In the randomized experiment, involving thousands of students, the researchers sent personalized texts to high school grads in the treatment groups to remind them about tasks, such as signing up for freshman orientation and placement tests, and offering help with deciphering financial aid letters and the like. The project was coordinated with the colleges that most district graduates attend, so the links and reminders were tailored to the specific deadlines and requirements of each student’s intended institution. Interestingly, although each text offered the option to connect students to live counselors for personalized assistance, very few students sought such help.
The total cost of this technology nudge: $7 per student, including the cost of counselors’ time.
Why was the intervention so effective? “The summer is a uniquely nudge-free time in students’ educational trajectory,” says Castleman, who expects to receive his doctorate this spring from Harvard’s Graduate School of Education and will become an assistant professor at the University of Virginia in the fall. Given that so many college-intending adolescents receive few reminders about completing key tasks — and that so many are also prone to procrastination — well-designed texts can fill a void.
The success of the texting campaign is due in part, according to Castleman and his coauthor Page, a researcher at Harvard’s Center for Education Policy Research, to the way the texts capitalize on adolescent impulsiveness.
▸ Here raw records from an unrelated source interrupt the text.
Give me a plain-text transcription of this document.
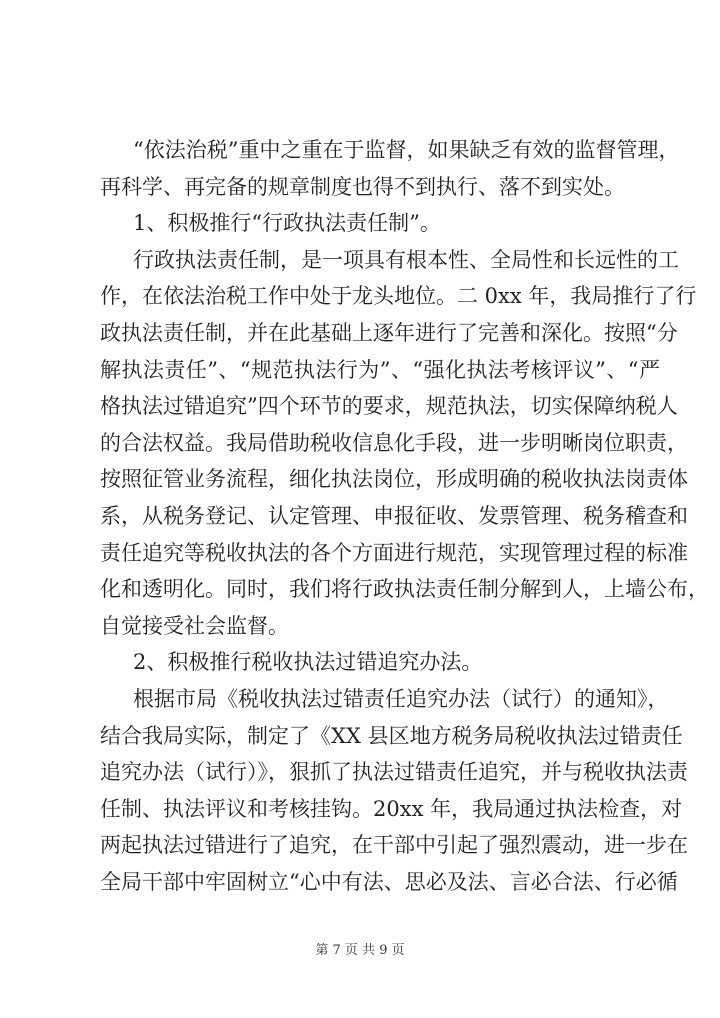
“依法治税”重中之重在于监督，如果缺乏有效的监督管理，
再科学、再完备的规章制度也得不到执行、落不到实处。
1、积极推行“行政执法责任制”。
行政执法责任制，是一项具有根本性、全局性和长远性的工
作，在依法治税工作中处于龙头地位。二 0xx 年，我局推行了行
政执法责任制，并在此基础上逐年进行了完善和深化。按照“分
解执法责任”、“规范执法行为”、“强化执法考核评议”、“严
格执法过错追究”四个环节的要求，规范执法，切实保障纳税人
的合法权益。我局借助税收信息化手段，进一步明晰岗位职责，
按照征管业务流程，细化执法岗位，形成明确的税收执法岗责体
系，从税务登记、认定管理、申报征收、发票管理、税务稽查和
责任追究等税收执法的各个方面进行规范，实现管理过程的标准
化和透明化。同时，我们将行政执法责任制分解到人，上墙公布，
自觉接受社会监督。
2、积极推行税收执法过错追究办法。
根据市局《税收执法过错责任追究办法（试行）的通知》，
结合我局实际，制定了《XX 县区地方税务局税收执法过错责任
追究办法（试行）》，狠抓了执法过错责任追究，并与税收执法责
任制、执法评议和考核挂钩。20xx 年，我局通过执法检查，对
两起执法过错进行了追究，在干部中引起了强烈震动，进一步在
全局干部中牢固树立“心中有法、思必及法、言必合法、行必循
第 7 页 共 9 页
The web links in each text can be followed immediately, and a task completed quickly, before the teenager moves on to something else.
“The text intervention has the potential to be several times more cost-effective at increasing college entry among students from disadvantaged backgrounds than other comparable interventions,” such as additional college counseling during the summer after high school graduation, Castleman said in an email.
This study surely won’t be the last word on summer melt. Many factors prevent disadvantaged students from enrolling in college; Castleman, Page, and other researchers continue to explore numerous ideas for tackling those barriers. But as policymakers seek to improve college-going rates, a cheap, scalable, personalized, technology-based intervention like the Castleman-Page texting campaign seems to have an awful lot of appeal.